Help Identifying Employees in a List

Copper Contributor

Hi!

 

So I have a list of about 80K rows.  It contains 80K file transfers that were either uploaded by employees, but many of them are downloaded anonymously.  I am trying to match the anonymous download to the employee who uploaded it.  Example

 

FileA shows it was downloaded anonymously and if I filter the File Column by the word "FileA" I will see that the file was downloaded, and I can also see the file was uploaded by John Smith (our employee)

 

Not every file in this list was downloaded anonymously.  That is the only criteria I am interested in.  The outcome of this list will be a report of employees (probably around 50 or so out of 80K lines) who use this system to upload files with the purpose of them being downloaded anonymously.  

 

So if there is a way to scan the entire list of File Names then generate the output of the employee name who uploaded it.  that would be great!

9 Replies

@PaulyCA 

=SORT(UNIQUE(FILTER(uploaded_by_column, downloaded_by_column="Anonymous")))

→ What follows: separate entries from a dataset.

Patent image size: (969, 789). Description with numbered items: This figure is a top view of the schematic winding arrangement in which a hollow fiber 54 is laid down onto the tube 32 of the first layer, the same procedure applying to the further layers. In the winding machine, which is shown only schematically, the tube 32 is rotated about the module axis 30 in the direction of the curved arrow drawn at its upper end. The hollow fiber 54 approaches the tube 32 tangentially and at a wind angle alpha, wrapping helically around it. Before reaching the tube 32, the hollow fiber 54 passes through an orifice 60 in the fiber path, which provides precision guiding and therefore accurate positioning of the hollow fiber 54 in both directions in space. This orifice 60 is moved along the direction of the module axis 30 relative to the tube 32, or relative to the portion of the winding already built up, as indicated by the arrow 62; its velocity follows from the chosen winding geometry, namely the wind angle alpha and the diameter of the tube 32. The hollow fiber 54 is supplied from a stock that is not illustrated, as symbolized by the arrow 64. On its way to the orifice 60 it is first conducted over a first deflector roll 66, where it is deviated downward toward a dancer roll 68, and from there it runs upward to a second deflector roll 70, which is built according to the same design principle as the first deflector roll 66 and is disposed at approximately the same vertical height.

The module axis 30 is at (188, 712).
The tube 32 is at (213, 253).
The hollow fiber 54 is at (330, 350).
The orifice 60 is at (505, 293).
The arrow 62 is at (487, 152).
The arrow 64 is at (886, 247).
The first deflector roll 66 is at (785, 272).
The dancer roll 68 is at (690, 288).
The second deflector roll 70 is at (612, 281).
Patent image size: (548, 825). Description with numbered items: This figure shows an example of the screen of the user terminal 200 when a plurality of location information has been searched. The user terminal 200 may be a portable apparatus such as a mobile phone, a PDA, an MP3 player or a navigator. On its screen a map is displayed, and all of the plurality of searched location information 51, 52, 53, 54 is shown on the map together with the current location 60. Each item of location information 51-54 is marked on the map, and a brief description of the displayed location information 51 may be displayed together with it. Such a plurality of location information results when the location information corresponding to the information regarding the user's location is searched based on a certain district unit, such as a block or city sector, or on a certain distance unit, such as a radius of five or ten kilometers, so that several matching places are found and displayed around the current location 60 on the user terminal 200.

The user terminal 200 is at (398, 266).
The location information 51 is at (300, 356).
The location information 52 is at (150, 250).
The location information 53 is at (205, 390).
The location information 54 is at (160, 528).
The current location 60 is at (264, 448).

@Hans Vogelaar  - Thank you for your reply.  We're getting close.  Let's see if we can knock this out with more specifics

 

Here is an example of what the sheet would look like. 

 

This shows that FileA was downloaded by Anonymous, but actually uploaded by John Smith (The file name will match every time to whomever downloads the data anonymously, but only show a single line for an upload by a single employee.  That's who I am looking for. 

 

Same thing applies to File B -- that was downloaded several times by anonymous, but only uploaded by Jane

 

So the output I am looking at in the 80K records is the list of employees names in Column B who uploaded something, that was downloaded by User "Anonymous"

 

I know this is really hard to explain -- appreciate the help! 

 

Column AColumn B
FileAAnonymous
FileAAnonymous
FileAAnonymous
FileAAnonymous
FileAJohn Smith
FileBAnonymous
FileBAnonymous
File BJane Smith

@PaulyCA 

It was confusing since you had FileB and File B.

See the attached demo for a solution using an intermediate helper range that might be useful.

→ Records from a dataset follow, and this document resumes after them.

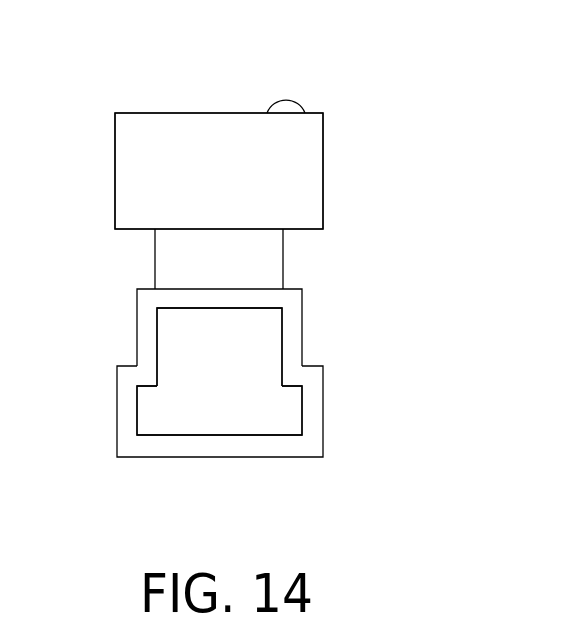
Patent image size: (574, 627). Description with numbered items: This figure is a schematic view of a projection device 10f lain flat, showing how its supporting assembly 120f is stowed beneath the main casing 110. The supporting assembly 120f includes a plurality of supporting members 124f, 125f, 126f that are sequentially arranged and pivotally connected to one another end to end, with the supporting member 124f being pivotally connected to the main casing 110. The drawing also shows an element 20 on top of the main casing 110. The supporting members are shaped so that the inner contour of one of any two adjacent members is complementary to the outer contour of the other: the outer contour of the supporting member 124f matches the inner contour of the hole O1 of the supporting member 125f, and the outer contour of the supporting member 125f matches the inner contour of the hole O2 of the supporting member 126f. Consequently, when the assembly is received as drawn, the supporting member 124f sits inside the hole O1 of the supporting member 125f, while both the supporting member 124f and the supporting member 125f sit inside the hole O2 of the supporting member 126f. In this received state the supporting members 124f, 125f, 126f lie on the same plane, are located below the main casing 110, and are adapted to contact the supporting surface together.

The projection device 10f is at (133, 89).
The lens 20 is at (288, 108).
The main casing 110 is at (313, 148).
The supporting assembly 120f is at (298, 365).
The supporting member 124f is at (268, 263).
The supporting member 125f is at (293, 330).
The supporting member 126f is at (263, 411).
The hole O1 is at (170, 359).
The hole O2 is at (148, 424).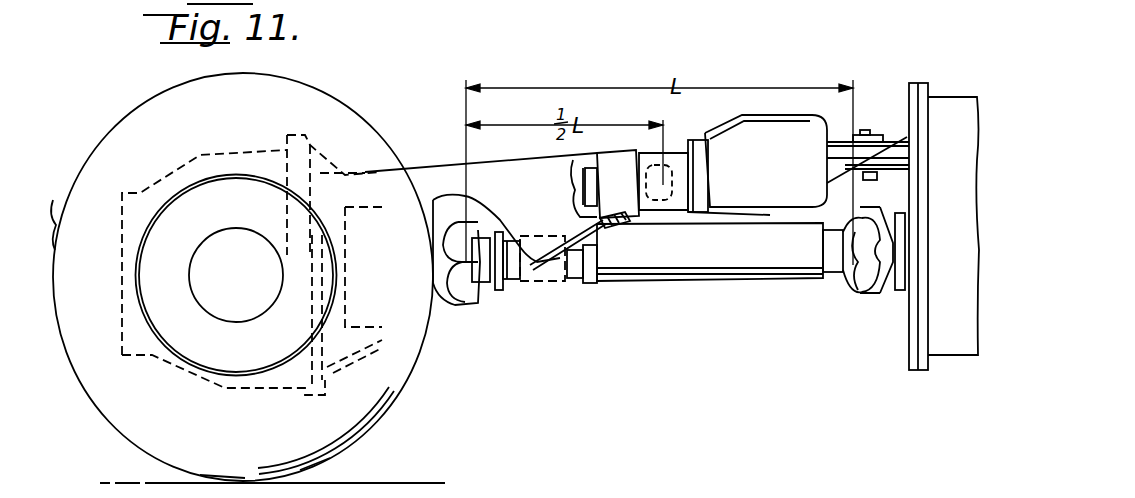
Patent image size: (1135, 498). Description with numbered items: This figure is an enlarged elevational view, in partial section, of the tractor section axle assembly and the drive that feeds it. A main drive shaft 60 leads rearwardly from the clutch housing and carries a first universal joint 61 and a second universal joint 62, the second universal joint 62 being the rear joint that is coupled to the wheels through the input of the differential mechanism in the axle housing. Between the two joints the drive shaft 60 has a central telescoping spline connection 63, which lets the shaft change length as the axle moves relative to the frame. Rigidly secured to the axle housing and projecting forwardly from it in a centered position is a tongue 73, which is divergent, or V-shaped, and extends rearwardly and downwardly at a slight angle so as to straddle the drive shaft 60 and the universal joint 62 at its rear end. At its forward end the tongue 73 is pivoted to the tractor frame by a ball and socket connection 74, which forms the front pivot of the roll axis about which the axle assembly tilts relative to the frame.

The main drive shaft 60 is at (612, 280).
The first universal joint 61 is at (850, 282).
The second universal joint 62 is at (470, 297).
The central telescoping spline connection 63 is at (532, 292).
The tongue 73 is at (415, 166).
The ball and socket connection 74 is at (668, 158).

@PaulyCA If it's just a list of employee names you need returned for files that were downloaded anonymously, the following formula might do the trick:

 

=UNIQUE(TOCOL(MAP(A2:A20, B2:B20, LAMBDA(a,b, IFS(COUNTIFS(A2:A20, a, B2:B20, "Anonymous")*(b<>"Anonymous"), b))), 2))

 

Alternatively, if you want to return both the filenames and employee names, you could try a using a double-filter formula as follows:

 

=LET(
    anon_files, UNIQUE(FILTER(A2:A20, B2:B20="Anonymous")),
    FILTER(A2:B20, ISNUMBER(XMATCH(A2:A20, anon_files))*(B2:B20<>"Anonymous"))
)

 

Please adjust the range references to meet your needs. If performance is an issue with 80K rows of data, the Advanced Filter feature can also be used with the same logic as the first formula shown above.

 

Please see the attached workbook...

@PaulyCA  alternative single formula

=LET(Files, A2:A11, Names, B2:B11,
anonFiles,UNIQUE(FILTER(Files,Names="Anonymous","")),
UNIQUE(FILTER(Names, (Names<>"Anonymous")*ISNUMBER(XMATCH(Files,anonFiles)),"")))

@PaulyCA As an improvement to my previous post using the TOCOL / IFS method, the MAP function is not needed as COUNTIFS can spill its results for the entire dataset by passing the entire criteria_range1 to the criteria1 argument:

 

=UNIQUE(TOCOL(IFS(COUNTIFS(A2:A20, A2:A20, B2:B20, "Anonymous")*(B2:B20<>"Anonymous"), B2:B20), 2))

 

This method can also be combined with the WRAPROWS function to return both the filenames and employee names if desired (the FILTER function is not needed here):

 

=UNIQUE(WRAPROWS(TOCOL(IFS(COUNTIFS(A2:A20, A2:A20, B2:B20, "Anonymous")*(B2:B20<>"Anonymous"), A2:B20), 2), 2))

 

See attached...

@djclements I like your use of countifs to make the conditional but might suggest using FILTER as a more direct output:

=FILTER(A2:B20,COUNTIFS(A2:A20,A2:A20,B2:B20,"Anonymous")*(B2:B20<>"Anonymous"),"")

then B2:B20 would output just the User and A2:B20 (as shown above) outputs both

@m_tarler Fair point. I've been experimenting with TOCOL / IFS recently to see where it can be used. I've read that, in general, TOCOL is faster than FILTER on larger datasets; however, I just tested both formulas in this scenario with 80,000 rows of data, and they were both equally poor to extract the results (30 seconds each). The COUNTIFS function was to blame for the poor performance, though...

 

As it turns out, the double-filter formula I shared in my first post successfully processed 80,000 rows of data in a split second:

 

=LET(
    anon_files, UNIQUE(FILTER(A2:A80000, B2:B80000="Anonymous")),
    FILTER(A2:B80000, ISNUMBER(XMATCH(A2:A80000, anon_files))*(B2:B80000<>"Anonymous"))
)

 

I probably should've done a full test on a large dataset before posting to see which method was worth sharing... oh well.

 

BTW, not sure if you noticed, but the formula you shared in your first post was virtually identical in structure to mine, with just a slight variation to return the employee names only. ;)

good thing to note about how slow countifs is.
as for the similarity in formulas, I didn't notice but now you mention it yea, they are basically identical. I was looking at Hans' and your first formula. I guess I assumed your second would be similar to/ based on the first.
Maybe they will include in Labs a recommendation tool tip when you use 1 function and it can recommend another variant that is more efficient. Sounds like some cool AI.